Presentation Information
[5Yin-A-32]Improvement of Computational Efficiency and Explainability by Sparse Binary Neural Networks
〇Taketo Shibata1, Kunikazu Kobayashi2 (1. Graduate School of Aichi Prefectural University, 2. Aichi Prefectural University)
Keywords:
neural network,Extreme learning machine,Binarization,Sparsification,XAI
This study proposes a novel three-layer neural network architecture that integrates full binarization and sparsification into Extreme Learning Machines (ELMs). Our goal is to address the high computational efficiency and transparency issues inherent in deep learning, enabling efficient deployment on edge devices. Unlike conventional Multi-Layer Perceptrons (MLPs) and Binary Neural Networks (BNNs) that rely on iterative backpropagation, our approach utilizes a non-iterative correlation learning algorithm between hidden layer outputs and class labels.

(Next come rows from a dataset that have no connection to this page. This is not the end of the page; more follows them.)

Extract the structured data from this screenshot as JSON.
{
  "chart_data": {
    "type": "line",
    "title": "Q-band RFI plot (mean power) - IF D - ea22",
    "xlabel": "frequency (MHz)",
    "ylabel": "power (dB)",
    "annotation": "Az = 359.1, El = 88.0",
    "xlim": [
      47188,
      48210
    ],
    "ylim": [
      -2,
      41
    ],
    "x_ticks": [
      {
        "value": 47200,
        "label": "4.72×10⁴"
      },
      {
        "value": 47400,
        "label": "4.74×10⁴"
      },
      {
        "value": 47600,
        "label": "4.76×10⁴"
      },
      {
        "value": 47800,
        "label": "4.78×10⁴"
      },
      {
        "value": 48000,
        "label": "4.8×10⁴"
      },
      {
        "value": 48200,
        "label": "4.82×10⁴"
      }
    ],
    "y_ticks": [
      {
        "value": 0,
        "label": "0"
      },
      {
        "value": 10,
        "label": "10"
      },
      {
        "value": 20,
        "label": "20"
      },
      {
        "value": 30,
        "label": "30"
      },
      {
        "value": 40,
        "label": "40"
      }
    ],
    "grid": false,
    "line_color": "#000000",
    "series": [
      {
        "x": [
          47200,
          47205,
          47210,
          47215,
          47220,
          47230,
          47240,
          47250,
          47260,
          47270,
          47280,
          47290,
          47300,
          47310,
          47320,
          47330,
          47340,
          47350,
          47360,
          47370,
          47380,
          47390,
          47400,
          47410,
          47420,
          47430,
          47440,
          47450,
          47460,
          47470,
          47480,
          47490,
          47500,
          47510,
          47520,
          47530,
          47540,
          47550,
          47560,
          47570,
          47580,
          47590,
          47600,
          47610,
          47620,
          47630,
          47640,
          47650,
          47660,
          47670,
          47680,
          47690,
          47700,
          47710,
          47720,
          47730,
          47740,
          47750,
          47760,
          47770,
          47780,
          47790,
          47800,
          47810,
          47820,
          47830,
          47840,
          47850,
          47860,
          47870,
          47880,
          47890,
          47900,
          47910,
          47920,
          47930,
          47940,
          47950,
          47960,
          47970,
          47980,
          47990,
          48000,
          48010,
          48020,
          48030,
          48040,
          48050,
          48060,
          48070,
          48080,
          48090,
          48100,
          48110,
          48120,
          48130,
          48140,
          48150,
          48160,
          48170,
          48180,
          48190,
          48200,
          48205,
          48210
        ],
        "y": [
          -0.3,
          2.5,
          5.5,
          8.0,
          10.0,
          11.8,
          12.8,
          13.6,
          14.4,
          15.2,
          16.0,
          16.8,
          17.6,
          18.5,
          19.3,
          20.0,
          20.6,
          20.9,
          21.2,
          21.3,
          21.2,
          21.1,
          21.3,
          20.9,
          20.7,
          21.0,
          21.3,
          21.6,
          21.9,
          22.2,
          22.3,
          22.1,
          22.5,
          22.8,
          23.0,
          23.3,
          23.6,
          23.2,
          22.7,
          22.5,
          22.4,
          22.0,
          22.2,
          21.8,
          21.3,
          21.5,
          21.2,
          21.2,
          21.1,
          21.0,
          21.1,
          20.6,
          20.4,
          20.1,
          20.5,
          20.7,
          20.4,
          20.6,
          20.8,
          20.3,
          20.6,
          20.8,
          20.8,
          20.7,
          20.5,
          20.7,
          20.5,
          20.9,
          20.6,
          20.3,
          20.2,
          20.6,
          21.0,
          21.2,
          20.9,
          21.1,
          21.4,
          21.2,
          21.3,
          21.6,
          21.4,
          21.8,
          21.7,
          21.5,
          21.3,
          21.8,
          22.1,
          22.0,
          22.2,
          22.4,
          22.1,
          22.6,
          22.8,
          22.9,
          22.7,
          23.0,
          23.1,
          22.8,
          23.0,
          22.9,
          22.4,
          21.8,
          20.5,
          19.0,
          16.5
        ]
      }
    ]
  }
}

By unifying the model with sparse binary {0, 1} representations, we eliminate floating-point multiplications, replacing matrix operations with integer additions. Experimental results on the CIFAR-10 dataset demonstrate that our method reduces training time to approximately one-third and compresses model size to 1/190th compared to full-precision MLPs. Furthermore, it achieves a high accuracy of 93.42%, rivaling conventional models. These findings suggest that our approach effectively resolves the trade-off between computational efficiency and classification accuracy.